Ia juga menekankan bahwa bergantung pada kampanye media sosial saja tidak akan menguntungkan pasangan Pramono–Rano, terlebih jika hanya mengandalkan figur imajinatif seperti si Doel.
Di sisi lain, Ahsan menambahkan bahwa pasangan RK–Suswono perlu lebih peka terhadap aspirasi warga Jakarta. Berdasarkan temuan survei PSG, isu tentang hunian warga masih kurang mendapat perhatian dari 1.540 responden yang terlibat dalam survei.

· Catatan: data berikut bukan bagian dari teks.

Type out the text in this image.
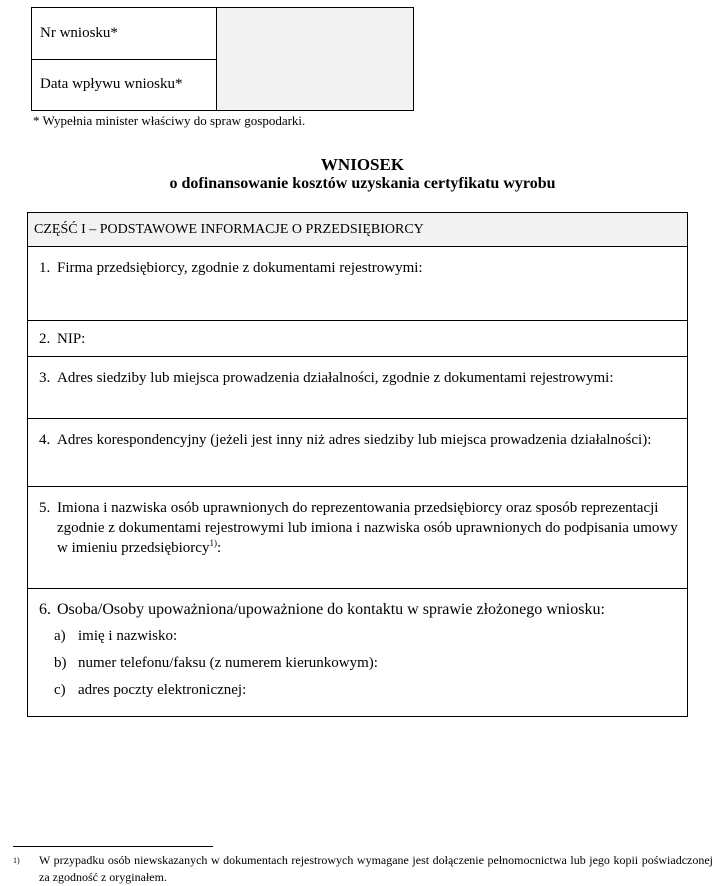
Nr wniosku*
Data wpływu wniosku*
* Wypełnia minister właściwy do spraw gospodarki.
WNIOSEK
o dofinansowanie kosztów uzyskania certyfikatu wyrobu
CZĘŚĆ I – PODSTAWOWE INFORMACJE O PRZEDSIĘBIORCY
1. Firma przedsiębiorcy, zgodnie z dokumentami rejestrowymi:
2. NIP:
3. Adres siedziby lub miejsca prowadzenia działalności, zgodnie z dokumentami rejestrowymi:
4. Adres korespondencyjny (jeżeli jest inny niż adres siedziby lub miejsca prowadzenia działalności):
5. Imiona i nazwiska osób uprawnionych do reprezentowania przedsiębiorcy oraz sposób reprezentacji
zgodnie z dokumentami rejestrowymi lub imiona i nazwiska osób uprawnionych do podpisania umowy
w imieniu przedsiębiorcy$^{1)}$:
6. Osoba/Osoby upoważniona/upoważnione do kontaktu w sprawie złożonego wniosku:
a) imię i nazwisko:
b) numer telefonu/faksu (z numerem kierunkowym):
c) adres poczty elektronicznej:
1) W przypadku osób niewskazanych w dokumentach rejestrowych wymagane jest dołączenie pełnomocnictwa lub jego kopii poświadczonej za zgodność z oryginałem.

“Jumlah responden yang cukup besar ini menunjukkan bahwa RK–Suswono perlu lebih serius dalam mendengarkan harapan para pemilih, termasuk memperbaiki cara pandang dan penyikapan pendukung Persija,” jelasnya.
Menurut Ahsan, PSG menyimpulkan bahwa baik pasangan RK–Suswono maupun Pramono–Rano memiliki tantangan besar dalam menarik pemilih yang sebelumnya mendukung Anies dan Ahok.
“Jika salah satu dari mereka, atau bahkan Dharma Porengkun, bisa membujuk Anies untuk menjadi juru kampanye mereka, peta politik dalam Pilkada ini mungkin akan berubah secara signifikan,” tutup Ahsan.